Machine Learning based Sudoku Players


Let’s try solving the sudoku problem. Fairly simple sounding problem that goes like this: You have a 9 by 9 grid where the numbers go from 1 through 9 and each row, column and sector must have all the numbers. I recommend watching this even if it is half-way through, just for a basic understanding of the puzzle.

Step 1: The Really Girly GUI

I started to learn a little tkinter and ended up with:

Excuse my Python. I did spend like half an hour on that, and then coded this instead:

from tkinter import *
sudoku_solver_window = Tk()
sudoku_solver_window.title ("Sudoku Solver")
w = []
for k in range(81):
    i=int(k/9)
    j=int(k%9)
    if (j + i) % 2:
        w.append(Label(sudoku_solver_window, bg="pink", width=5, height=5))
    else:
        w.append(Label(sudoku_solver_window, bg="white", width=5, height=5))
    w[k].grid(row=i, column=j, padx=2, pady=2, ipadx=5, ipady=5)

mainloop()

Yeah, dictionaries are a life-saver. For SEO: Python dictionaries for creating variables through the power of for-loops.

New Update: This sudoku GUI is cute-and-all, but I came across the cutest most fantastic looking web-app for sudoku solvers: Sudoku with 4 digits by Aad van de Wetering.
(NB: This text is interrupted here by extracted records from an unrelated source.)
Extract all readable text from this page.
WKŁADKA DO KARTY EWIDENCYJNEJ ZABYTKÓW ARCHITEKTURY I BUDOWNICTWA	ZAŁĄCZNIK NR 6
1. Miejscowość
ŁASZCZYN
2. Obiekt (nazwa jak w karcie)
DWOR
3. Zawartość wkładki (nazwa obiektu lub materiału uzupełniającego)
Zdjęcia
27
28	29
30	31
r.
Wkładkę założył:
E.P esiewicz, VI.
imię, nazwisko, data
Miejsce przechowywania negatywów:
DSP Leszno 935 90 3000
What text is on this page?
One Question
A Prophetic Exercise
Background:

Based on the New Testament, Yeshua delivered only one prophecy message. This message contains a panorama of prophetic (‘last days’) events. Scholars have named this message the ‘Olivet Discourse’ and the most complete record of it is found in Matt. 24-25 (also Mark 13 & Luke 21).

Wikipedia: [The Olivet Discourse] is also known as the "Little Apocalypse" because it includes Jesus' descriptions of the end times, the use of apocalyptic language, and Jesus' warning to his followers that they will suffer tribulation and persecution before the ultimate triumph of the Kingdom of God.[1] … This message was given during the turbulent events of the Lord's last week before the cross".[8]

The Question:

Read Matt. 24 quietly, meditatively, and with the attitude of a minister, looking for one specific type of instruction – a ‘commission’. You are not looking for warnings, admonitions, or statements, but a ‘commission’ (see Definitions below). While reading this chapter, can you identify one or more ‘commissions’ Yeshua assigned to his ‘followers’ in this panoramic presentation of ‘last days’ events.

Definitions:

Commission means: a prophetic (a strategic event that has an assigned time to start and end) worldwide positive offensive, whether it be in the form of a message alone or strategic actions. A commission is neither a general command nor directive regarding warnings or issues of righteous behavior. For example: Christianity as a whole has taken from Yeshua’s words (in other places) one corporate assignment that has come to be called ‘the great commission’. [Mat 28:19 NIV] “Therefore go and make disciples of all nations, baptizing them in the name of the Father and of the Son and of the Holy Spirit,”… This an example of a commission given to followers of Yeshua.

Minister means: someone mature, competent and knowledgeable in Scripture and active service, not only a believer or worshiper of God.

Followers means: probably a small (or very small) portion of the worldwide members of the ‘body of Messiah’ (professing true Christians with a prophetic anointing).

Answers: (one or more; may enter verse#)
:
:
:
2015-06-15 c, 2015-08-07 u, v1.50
Step 1.5: Making a Web-Based Application instead

To do this, I shall need to learn Javascript from scratch. The goal is to create a webpage that takes the input from user as a imgur image url/file and solve the puzzle to display the output on a grid that looks nice.

(Scroll your mouse over this grid, it’s fun)

1 2 3 4 5 6 7 8 9
10 11 12 13 14 15 16 17 18
19 20 21 22 23 24 25 26 27
28 29 30 31 32 33 34 35 36
37 38 39 40 41 42 43 44 45
46 47 48 49 50 51 52 53 54
55 56 57 58 59 60 61 62 63
64 65 66 67 68 69 70 71 72
73 74 75 76 77 78 79 80 81


Update: Instead of Javascript we’re probably going to figure out Brython: Python for Browsers. I’m having problems with the brython files, will return to it after building the machine learning model.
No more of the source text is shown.